A tanker ship loaded with oil in the Port of Port Arthur, Texas, collided with two barges being towed by a tug boat, resulting in a spill of about 450,000 gallons of crude, according to the U.S. Coast Guard.

No injuries were reported, but a 50-block area around the port was evacuated out of caution, as the tanker was carrying a type of oil containing sulfide.

The portion of the port where the collision occurred will remain closed until it is deemed safe for workers and other vessels to return, Petty Officer Richard Brahm said.

The Coast Guard has deployed 4,000 feet of boom, which helps corral the oil, with 10,000 more feet available for cleanup. Also on the scene are oil skimmers, three boom vessels, four 25-foot Coast Guard boats, the Coast Guard cutter Manowar and authorities from the local police and fire departments.

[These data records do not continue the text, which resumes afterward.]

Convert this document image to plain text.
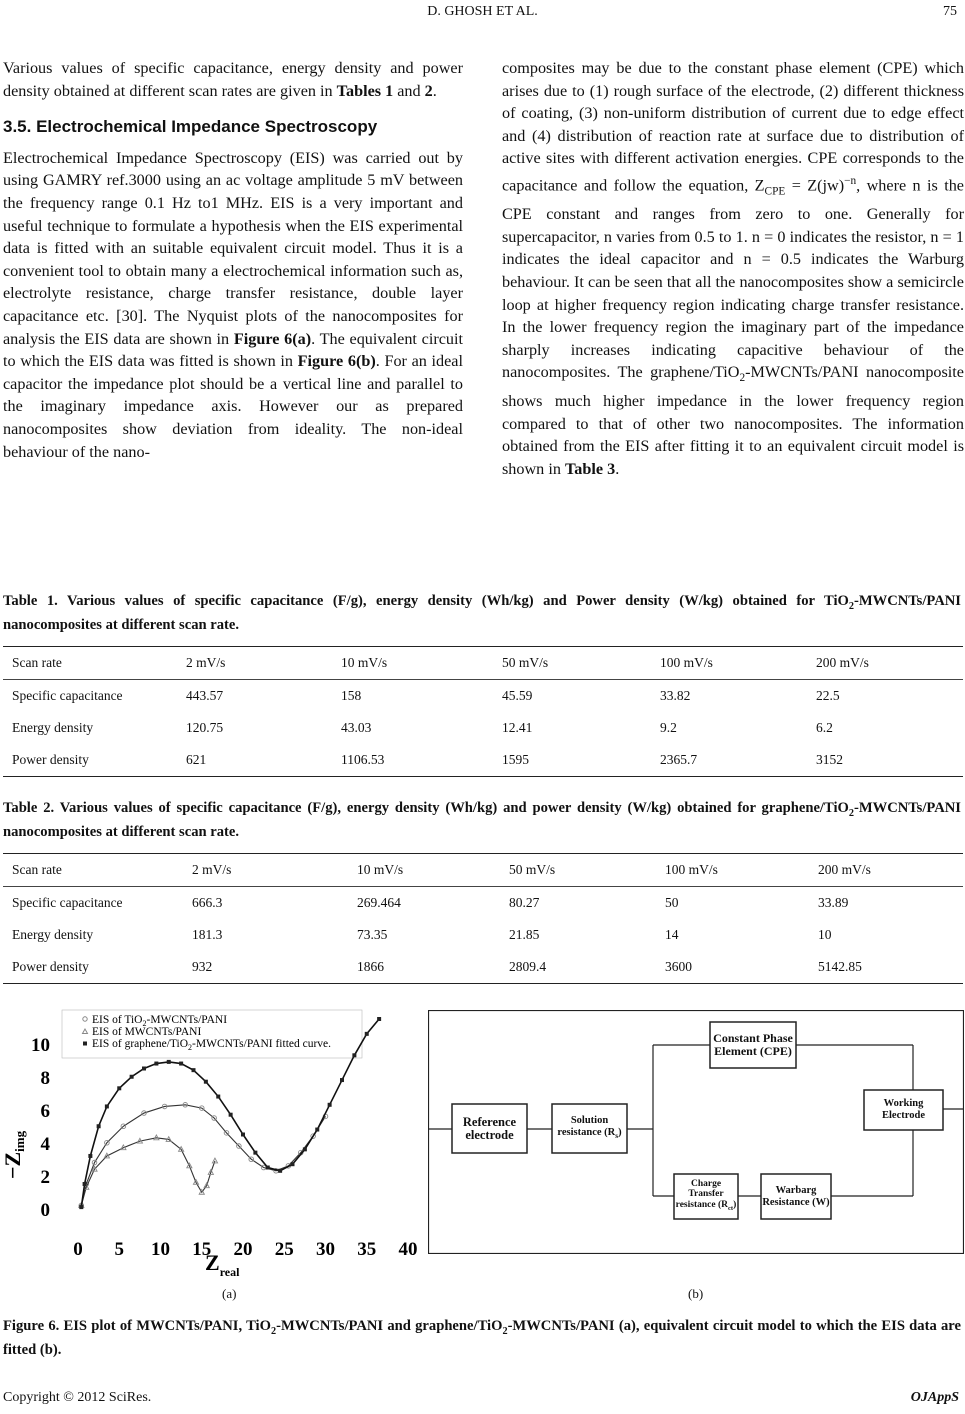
D. GHOSH ET AL.	75

Various values of specific capacitance, energy density and power density obtained at different scan rates are given in Tables 1 and 2.

3.5. Electrochemical Impedance Spectroscopy

Electrochemical Impedance Spectroscopy (EIS) was carried out by using GAMRY ref.3000 using an ac voltage amplitude 5 mV between the frequency range 0.1 Hz to1 MHz. EIS is a very important and useful technique to formulate a hypothesis when the EIS experimental data is fitted with an suitable equivalent circuit model. Thus it is a convenient tool to obtain many a electrochemical information such as, electrolyte resistance, charge transfer resistance, double layer capacitance etc. [30]. The Nyquist plots of the nanocomposites for analysis the EIS data are shown in Figure 6(a). The equivalent circuit to which the EIS data was fitted is shown in Figure 6(b). For an ideal capacitor the impedance plot should be a vertical line and parallel to the imaginary impedance axis. However our as prepared nanocomposites show deviation from ideality. The non-ideal behaviour of the nano-

composites may be due to the constant phase element (CPE) which arises due to (1) rough surface of the electrode, (2) different thickness of coating, (3) non-uniform distribution of current due to edge effect and (4) distribution of reaction rate at surface due to distribution of active sites with different activation energies. CPE corresponds to the capacitance and follow the equation, $Z_{CPE} = Z(jw)^{-n}$, where n is the CPE constant and ranges from zero to one. Generally for supercapacitor, n varies from 0.5 to 1. n = 0 indicates the resistor, n = 1 indicates the ideal capacitor and n = 0.5 indicates the Warburg behaviour. It can be seen that all the nanocomposites show a semicircle loop at higher frequency region indicating charge transfer resistance. In the lower frequency region the imaginary part of the impedance sharply increases indicating capacitive behaviour of the nanocomposites. The graphene/TiO$_2$-MWCNTs/PANI nanocomposite shows much higher impedance in the lower frequency region compared to that of other two nanocomposites. The information obtained from the EIS after fitting it to an equivalent circuit model is shown in Table 3.

Table 1. Various values of specific capacitance (F/g), energy density (Wh/kg) and Power density (W/kg) obtained for TiO$_2$-MWCNTs/PANI nanocomposites at different scan rate.
Scan rate	2 mV/s	10 mV/s	50 mV/s	100 mV/s	200 mV/s
Specific capacitance	443.57	158	45.59	33.82	22.5
Energy density	120.75	43.03	12.41	9.2	6.2
Power density	621	1106.53	1595	2365.7	3152
Table 2. Various values of specific capacitance (F/g), energy density (Wh/kg) and power density (W/kg) obtained for graphene/TiO$_2$-MWCNTs/PANI nanocomposites at different scan rate.
Scan rate	2 mV/s	10 mV/s	50 mV/s	100 mV/s	200 mV/s
Specific capacitance	666.3	269.464	80.27	50	33.89
Energy density	181.3	73.35	21.85	14	10
Power density	932	1866	2809.4	3600	5142.85
EIS of TiO$_2$-MWCNTs/PANI
EIS of MWCNTs/PANI
EIS of graphene/TiO$_2$-MWCNTs/PANI fitted curve.
0
2
4
6
8
10
0 5 10 15 20 25 30 35 40
−Zimg
$Z_{real}$
(a)
Reference electrode
Solution resistance $(R_s)$
Constant Phase Element (CPE)
Working Electrode
Charge Transfer resistance $(R_{ct})$
Warbarg Resistance (W)
(b)
Figure 6. EIS plot of MWCNTs/PANI, TiO$_2$-MWCNTs/PANI and graphene/TiO$_2$-MWCNTs/PANI (a), equivalent circuit model to which the EIS data are fitted (b).
Copyright © 2012 SciRes.	OJAppS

The spill is in a “very still” area of the waterway, which is helping contain it, Brahm said.

“There is almost no water flow in the area, so the oil isn’t spreading out,” he said.

The port is primarily for industrial use, but Coast Guard Capt. John J. Plunkett said there are environmental concerns to marsh areas both up- and downstream of the spill. He said the spill hadn’t reached those areas.

The Coast Guard did not indicate how long cleanup will take. The investigation into the cause of the collision is ongoing.

Port Arthur is about 100 miles east of Houston, near the Louisiana border.

The biggest oil spill in U.S. history occurred in 1989 when the Exxon Valdez ran aground on a reef in the Gulf of Alaska, resulting in the spill of 11 million gallons of crude.